The 60th Annual Meeting of Japanese Society of Pediatric Cardiology and Cardiac Surgery

Presentation information

JCK-AP session

Interventional cardiology

JCK-AP session 7-1 (III-JCKAP7-1)
Interventional cardiology 1

Sat. Jul 13, 2024 9:30 AM - 10:20 AM ROOM 8・JCK-AP Forum (5F 502+503)

Chair:Hideaki Ueda(Department of Cardiology, Kanagawa Children’s Medical Center)
Chair:Jae Young Choi (Department of Pediatric Cardiology, Severance Cardiovascular Hospital, Yonsei University)

[III-JCKAP7-1-2] Wire Atrial Septostomy with Reversed TransSeptal Puncture: Advanced methods in ASD creation.

Yusaku Nagatomo, Ryohei Matsuoka, Masaru Kobayashi, Daisuke Toyomura, Eiko Terashi, Yuichiro Hirata, Hazumu Nagata, Kenichiro Yamamura, Shouichi Ohga (The Department of Pediatrics, Kyushu University Hospital, Fukuoka)

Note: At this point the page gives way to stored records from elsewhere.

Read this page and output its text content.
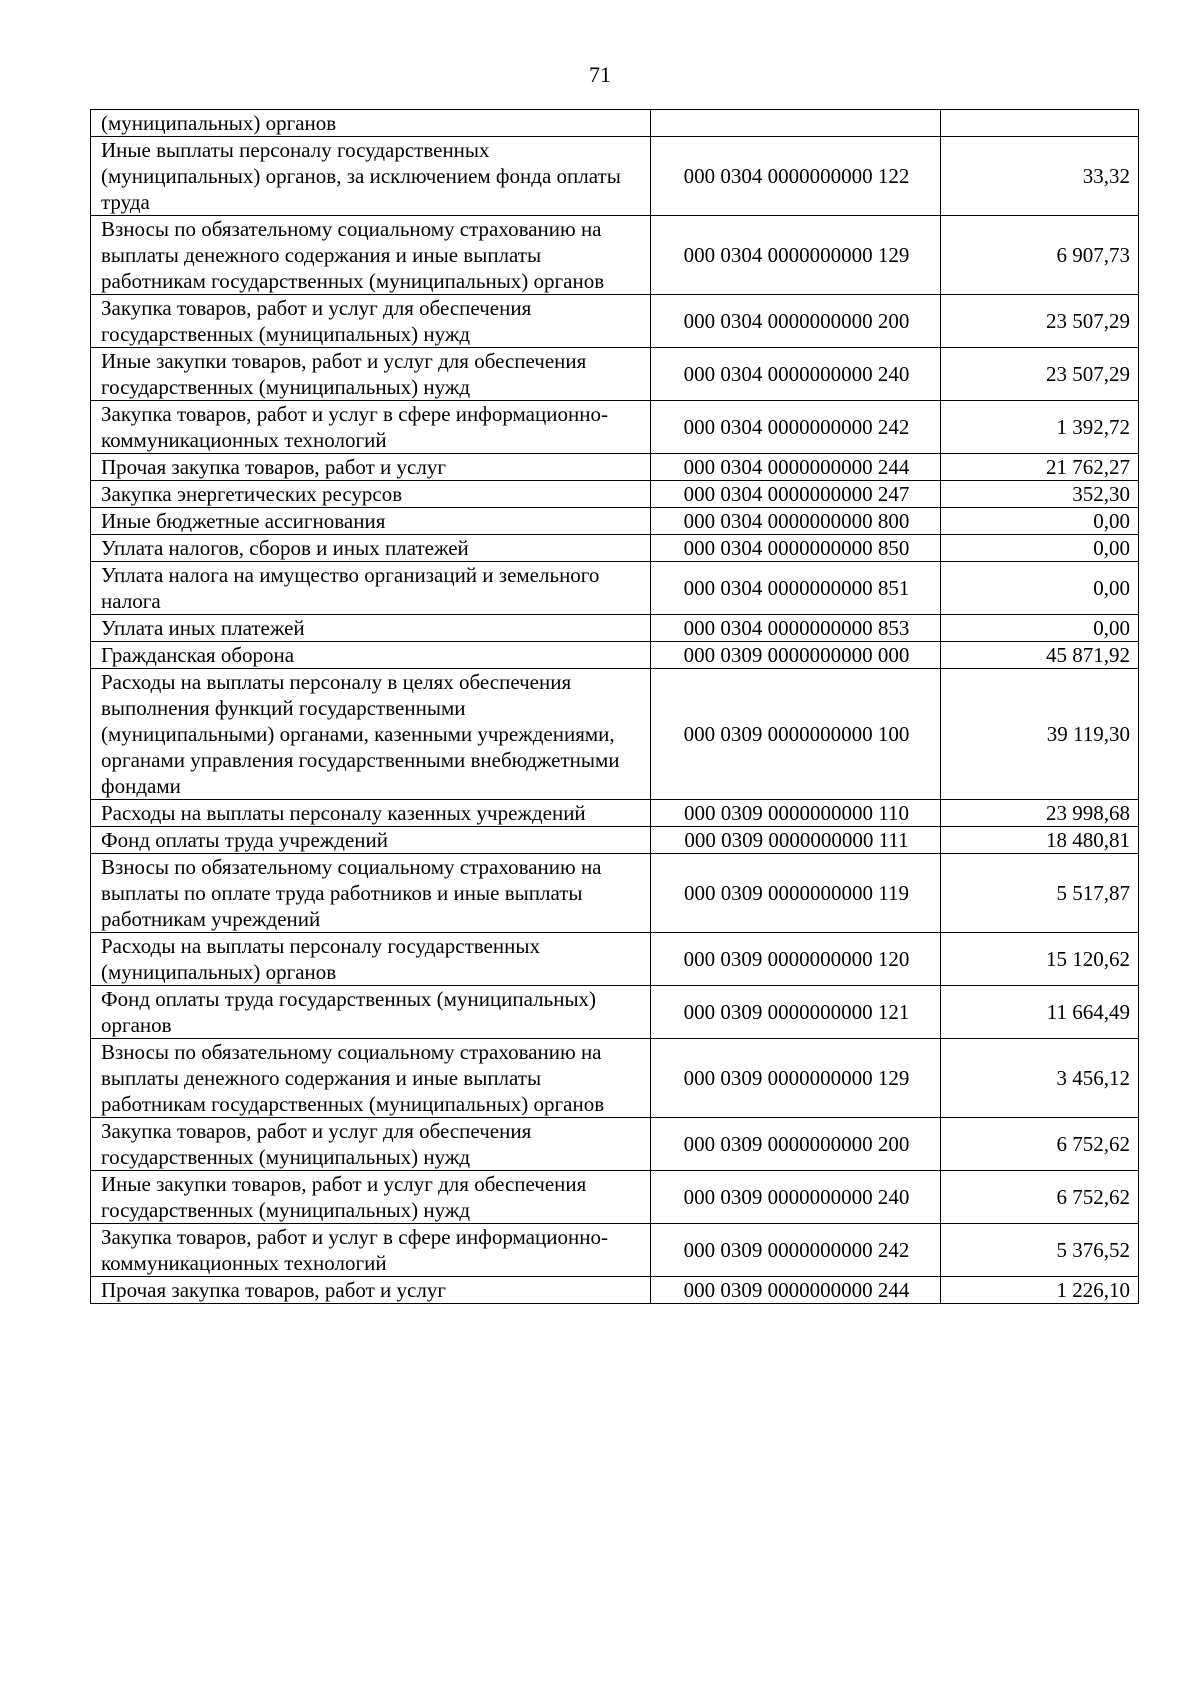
71
(муниципальных) органов		
Иные выплаты персоналу государственных (муниципальных) органов, за исключением фонда оплаты труда	000 0304 0000000000 122	33,32
Взносы по обязательному социальному страхованию на выплаты денежного содержания и иные выплаты работникам государственных (муниципальных) органов	000 0304 0000000000 129	6 907,73
Закупка товаров, работ и услуг для обеспечения государственных (муниципальных) нужд	000 0304 0000000000 200	23 507,29
Иные закупки товаров, работ и услуг для обеспечения государственных (муниципальных) нужд	000 0304 0000000000 240	23 507,29
Закупка товаров, работ и услуг в сфере информационно-коммуникационных технологий	000 0304 0000000000 242	1 392,72
Прочая закупка товаров, работ и услуг	000 0304 0000000000 244	21 762,27
Закупка энергетических ресурсов	000 0304 0000000000 247	352,30
Иные бюджетные ассигнования	000 0304 0000000000 800	0,00
Уплата налогов, сборов и иных платежей	000 0304 0000000000 850	0,00
Уплата налога на имущество организаций и земельного налога	000 0304 0000000000 851	0,00
Уплата иных платежей	000 0304 0000000000 853	0,00
Гражданская оборона	000 0309 0000000000 000	45 871,92
Расходы на выплаты персоналу в целях обеспечения выполнения функций государственными (муниципальными) органами, казенными учреждениями, органами управления государственными внебюджетными фондами	000 0309 0000000000 100	39 119,30
Расходы на выплаты персоналу казенных учреждений	000 0309 0000000000 110	23 998,68
Фонд оплаты труда учреждений	000 0309 0000000000 111	18 480,81
Взносы по обязательному социальному страхованию на выплаты по оплате труда работников и иные выплаты работникам учреждений	000 0309 0000000000 119	5 517,87
Расходы на выплаты персоналу государственных (муниципальных) органов	000 0309 0000000000 120	15 120,62
Фонд оплаты труда государственных (муниципальных) органов	000 0309 0000000000 121	11 664,49
Взносы по обязательному социальному страхованию на выплаты денежного содержания и иные выплаты работникам государственных (муниципальных) органов	000 0309 0000000000 129	3 456,12
Закупка товаров, работ и услуг для обеспечения государственных (муниципальных) нужд	000 0309 0000000000 200	6 752,62
Иные закупки товаров, работ и услуг для обеспечения государственных (муниципальных) нужд	000 0309 0000000000 240	6 752,62
Закупка товаров, работ и услуг в сфере информационно-коммуникационных технологий	000 0309 0000000000 242	5 376,52
Прочая закупка товаров, работ и услуг	000 0309 0000000000 244	1 226,10
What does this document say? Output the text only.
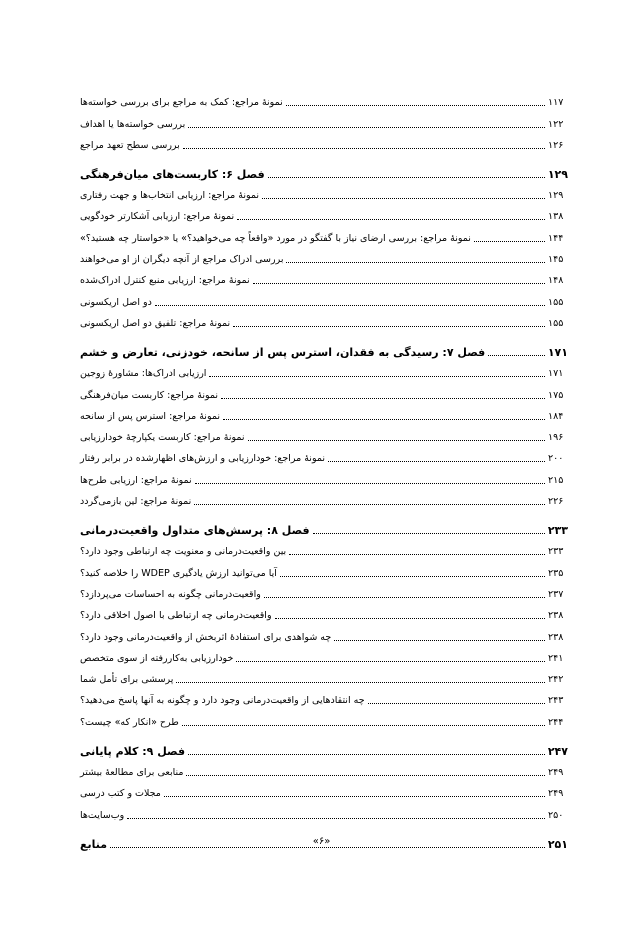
نمونهٔ مراجع: کمک به مراجع برای بررسی خواسته‌ها	۱۱۷
بررسی خواسته‌ها یا اهداف	۱۲۲
بررسی سطح تعهد مراجع	۱۲۶
فصل ۶: کاربست‌های میان‌فرهنگی	۱۲۹
نمونهٔ مراجع: ارزیابی انتخاب‌ها و جهت رفتاری	۱۲۹
نمونهٔ مراجع: ارزیابی آشکارتر خودگویی	۱۳۸
نمونهٔ مراجع: بررسی ارضای نیاز با گفتگو در مورد «واقعاً چه می‌خواهید؟» یا «خواستار چه هستید؟»	۱۴۴
بررسی ادراک مراجع از آنچه دیگران از او می‌خواهند	۱۴۵
نمونهٔ مراجع: ارزیابی منبع کنترل ادراک‌شده	۱۴۸
دو اصل اریکسونی	۱۵۵
نمونهٔ مراجع: تلفیق دو اصل اریکسونی	۱۵۵
فصل ۷: رسیدگی به فقدان، استرس پس از سانحه، خودزنی، تعارض و خشم	۱۷۱
ارزیابی ادراک‌ها: مشاورهٔ زوجین	۱۷۱
نمونهٔ مراجع: کاربست میان‌فرهنگی	۱۷۵
نمونهٔ مراجع: استرس پس از سانحه	۱۸۴
نمونهٔ مراجع: کاربست یکپارچهٔ خودارزیابی	۱۹۶
نمونهٔ مراجع: خودارزیابی و ارزش‌های اظهارشده در برابر رفتار	۲۰۰
نمونهٔ مراجع: ارزیابی طرح‌ها	۲۱۵
نمونهٔ مراجع: لین بازمی‌گردد	۲۲۶
فصل ۸: پرسش‌های متداول واقعیت‌درمانی	۲۳۳
بین واقعیت‌درمانی و معنویت چه ارتباطی وجود دارد؟	۲۳۳
آیا می‌توانید ارزش یادگیری WDEP را خلاصه کنید؟	۲۳۵
واقعیت‌درمانی چگونه به احساسات می‌پردازد؟	۲۳۷
واقعیت‌درمانی چه ارتباطی با اصول اخلاقی دارد؟	۲۳۸
چه شواهدی برای استفادهٔ اثربخش از واقعیت‌درمانی وجود دارد؟	۲۳۸
خودارزیابی به‌کاررفته از سوی متخصص	۲۴۱
پرسشی برای تأمل شما	۲۴۲
چه انتقادهایی از واقعیت‌درمانی وجود دارد و چگونه به آنها پاسخ می‌دهید؟	۲۴۳
طرح «انکار که» چیست؟	۲۴۴
فصل ۹: کلام پایانی	۲۴۷
منابعی برای مطالعهٔ بیشتر	۲۴۹
مجلات و کتب درسی	۲۴۹
وب‌سایت‌ها	۲۵۰
منابع	۲۵۱
«۶»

Keywords:ASD creation, Septostomy, RF wire

Wire atrial septostomy (WAS) is a novel technique to create an ASD using a thin wire, reported by Kitano et al. in 2020. This technique involves creating another ASD adjacent to the original ASD, making a wire loop between the two ASDs, and cutting the septal tissue by pulling the loop into a sheath, thereby connecting the two ASDs. The WAS procedure involves transseptal puncture (TSP). It should be performed appropriately adjacent to the original ASD. However, the difficulty of adjusting the TSP site and the procedural complexity of the wire loop were issues to be solved. We have reported reversed TSP as a useful method.
An RF wire can be passed through a pigtail catheter by bending its tip manually. This allows reversed TSP from the left to the right atrium through a pigtail catheter hooked on the septum. Cutting the tip of the pigtail catheter and steering the microcatheter allows adjusting the curve of the pigtail catheter. In addition, the wire loop can be easily made following the reversed TSP.
We have performed WAS with reversed TSP in four pediatric patients and accomplished the ideal ASD creation. The preceded conventional BAS was ineffective because they had a thickened septum, floppy septum, and too small left atrium. In the two cases, the superior margin ASD was enlarged towards the center of the septum by adjusting reversed TSP; in the other two cases, the foramen ovale was completely closed, so forward TSP was followed by reversed TSP and WAS. Careful simulation of these procedures in advance enabled the speedy and safe ASD creation, even in neonatal cases.